A group of order $p^3$ and its quotient with the center of the group

Question

I'm having trouble understanding the following example:

Let $p$ be prime and $G$ a group of order $p^3$. Then either $G$ is abelian or $G/Z(G)$ is abelian (or both). The reason for this is that the centre of a $p$ group is always nontrivial. Therefore $G/Z(G)$ has order $1, p$ or $p^2$ and so is abelian.

I understand that $G/Z(G)$ has order $1, p$ or $p^2$ but I don't understand why this means it is abelian? Of course if it has order one it is abelian and this means $G$ is also abelian. Also for $p^2$ this means that $G/Z(G)$ is abelian as all groups of order $p^2$ are abelian, but what does this tell us about $G$? That $G$ is not abelian?

What I am most confused about is how if $G/Z(G)$ has order $p$, how does this imply it is abelian? I understand that if $G/Z(G)$ has order $p$ then since it is cyclic, $G$ is abelian.. but this doesn't imply the whole quotient is abelian does it?? is it because the cyclic order of the quotient implies $G$ is abelian and therefore the quotient is too? If so does this mean we can change the proposition:

"Let $G$ be a group such that $G/Z(G)$ is cyclic. Then $G$ is abelian."

to the following:

"Let $G$ be a group such that $G/Z(G)$ is cyclic. Then $G$ and $G/Z(G)$ is abelian."

Answer 1

What I am most confused about is how if $G/Z(G)$ has order $p,$ how does this imply it is abelian?

Any group of prime order is abelian. Let $P$ be any group of prime order $p.$ Then for all $x\in P\setminus\{1\},$ $|x|=p,$ since if it were equal to anything other number less than $p$, say $n,$ then $\langle x\rangle$ would be a subgroup of that order, and $n$ would therefore divide the order of the group by Lagranges theorem. However, this is impossible since $p$ is prime, so $n \nmid p.$

I understand that if $G/Z(G)$ has order $p$ then since it is cyclic, $G$ is abelian. but this doesn't imply the whole quotient is abelian does it??

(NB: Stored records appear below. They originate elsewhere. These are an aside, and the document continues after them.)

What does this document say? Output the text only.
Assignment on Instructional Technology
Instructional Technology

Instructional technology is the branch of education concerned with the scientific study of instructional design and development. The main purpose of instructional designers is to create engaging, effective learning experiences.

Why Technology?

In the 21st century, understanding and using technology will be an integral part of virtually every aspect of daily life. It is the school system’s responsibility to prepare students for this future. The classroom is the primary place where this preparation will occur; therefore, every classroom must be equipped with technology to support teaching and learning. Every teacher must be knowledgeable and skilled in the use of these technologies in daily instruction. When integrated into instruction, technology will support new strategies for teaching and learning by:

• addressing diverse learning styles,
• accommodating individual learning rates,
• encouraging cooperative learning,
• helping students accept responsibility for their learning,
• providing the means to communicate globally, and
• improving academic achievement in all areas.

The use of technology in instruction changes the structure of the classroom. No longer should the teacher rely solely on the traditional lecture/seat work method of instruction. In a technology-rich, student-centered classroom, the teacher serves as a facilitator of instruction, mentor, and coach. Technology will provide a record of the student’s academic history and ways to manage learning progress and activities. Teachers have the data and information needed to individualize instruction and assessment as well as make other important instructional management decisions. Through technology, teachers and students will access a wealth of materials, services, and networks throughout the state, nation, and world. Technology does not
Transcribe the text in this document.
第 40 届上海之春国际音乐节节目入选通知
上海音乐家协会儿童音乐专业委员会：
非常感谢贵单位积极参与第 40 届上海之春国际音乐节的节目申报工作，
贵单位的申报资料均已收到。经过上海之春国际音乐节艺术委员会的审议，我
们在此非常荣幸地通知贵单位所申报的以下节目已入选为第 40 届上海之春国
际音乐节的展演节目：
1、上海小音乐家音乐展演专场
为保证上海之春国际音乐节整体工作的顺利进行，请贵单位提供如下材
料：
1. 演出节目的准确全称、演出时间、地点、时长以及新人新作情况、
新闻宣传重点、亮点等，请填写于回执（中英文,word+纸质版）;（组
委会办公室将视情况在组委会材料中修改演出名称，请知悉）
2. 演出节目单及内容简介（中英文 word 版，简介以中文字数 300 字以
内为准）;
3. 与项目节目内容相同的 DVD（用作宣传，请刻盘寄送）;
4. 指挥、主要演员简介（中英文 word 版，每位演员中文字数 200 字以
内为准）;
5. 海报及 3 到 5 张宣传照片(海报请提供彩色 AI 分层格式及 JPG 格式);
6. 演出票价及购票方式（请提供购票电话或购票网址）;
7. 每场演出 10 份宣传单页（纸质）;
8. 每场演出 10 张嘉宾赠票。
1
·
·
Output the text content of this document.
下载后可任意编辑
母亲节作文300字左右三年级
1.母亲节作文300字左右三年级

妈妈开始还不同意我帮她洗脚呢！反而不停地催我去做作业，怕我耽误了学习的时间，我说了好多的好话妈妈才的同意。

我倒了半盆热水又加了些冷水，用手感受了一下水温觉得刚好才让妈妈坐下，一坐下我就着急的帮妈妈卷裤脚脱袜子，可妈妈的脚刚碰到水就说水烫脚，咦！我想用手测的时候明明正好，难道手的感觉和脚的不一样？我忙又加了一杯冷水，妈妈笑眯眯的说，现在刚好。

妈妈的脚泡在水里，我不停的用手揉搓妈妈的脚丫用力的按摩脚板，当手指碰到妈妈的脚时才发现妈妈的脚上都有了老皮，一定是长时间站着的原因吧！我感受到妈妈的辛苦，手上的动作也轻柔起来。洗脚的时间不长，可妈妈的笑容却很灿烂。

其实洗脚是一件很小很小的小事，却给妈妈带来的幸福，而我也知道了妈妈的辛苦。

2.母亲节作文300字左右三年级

It does. Since $G/Z(G)$ is cyclic, then let $\langle \widetilde{a} \rangle =G/Z(G).$ Let $a$ be any representative of the coset $aZ(G)=\widetilde{a}.$ Then $G=\bigcup_{g\in G}gZ(G),$ and $ab=ba$ for all $b\in Z(G),$ and $a$ commutes with all powers of itself. Thus $G$ is abelian.

If so does this mean we can change the proposition: Let $G$ be a group such that $G/Z(G)$ is cyclic. Then $G$ and $G/Z(G)$ is abelian.

Yes, this is true as a more general theorem: https://proofwiki.org/wiki/Quotient_of_Group_by_Center_Cyclic_implies_Abelian

Answer 2

Suppose $(1)$ $o(G)=p^3$ and $G$ is abelian group (this is possible because for every positive integer '$n$', there is a cyclic group of order $n$, hence abelian), so in this case, $G/Z(G)$ as a quotient of an abelian group is abelian and so $G$ and $G/Z(G)$ both are abelian.

(2) G is not Abelian, now the order of $G/Z(G)$ can be $1$, $p$, $p^2$

$(i)$ If the order is $1$, trivial group and hence $G/Z(G)$ is abelian

$(ii)$ If the order is $p$, we know every prime order group is cyclic and hence abelian.

$(iii)$ Now assume that the order is $p^2$, take $G/Z(G)=H$, then $H$ is a $p$-group of order $p^2$, so $Z(H)$ is of order $p$ or $p^2$, if $Z(H)$ is of order $p^2$ then $H=Z(H)$, so $H$ is abelian.

Next suppose that $Z(H)$ is of order $p$, in this case, $H/Z(H)$ is of order $p$, hence cyclic, which means that $H$ is abelian, by this If $G/Z(G)$ is cyclic, then $G$ is abelian .

So, finally in each case $Z(G)$ is abelian.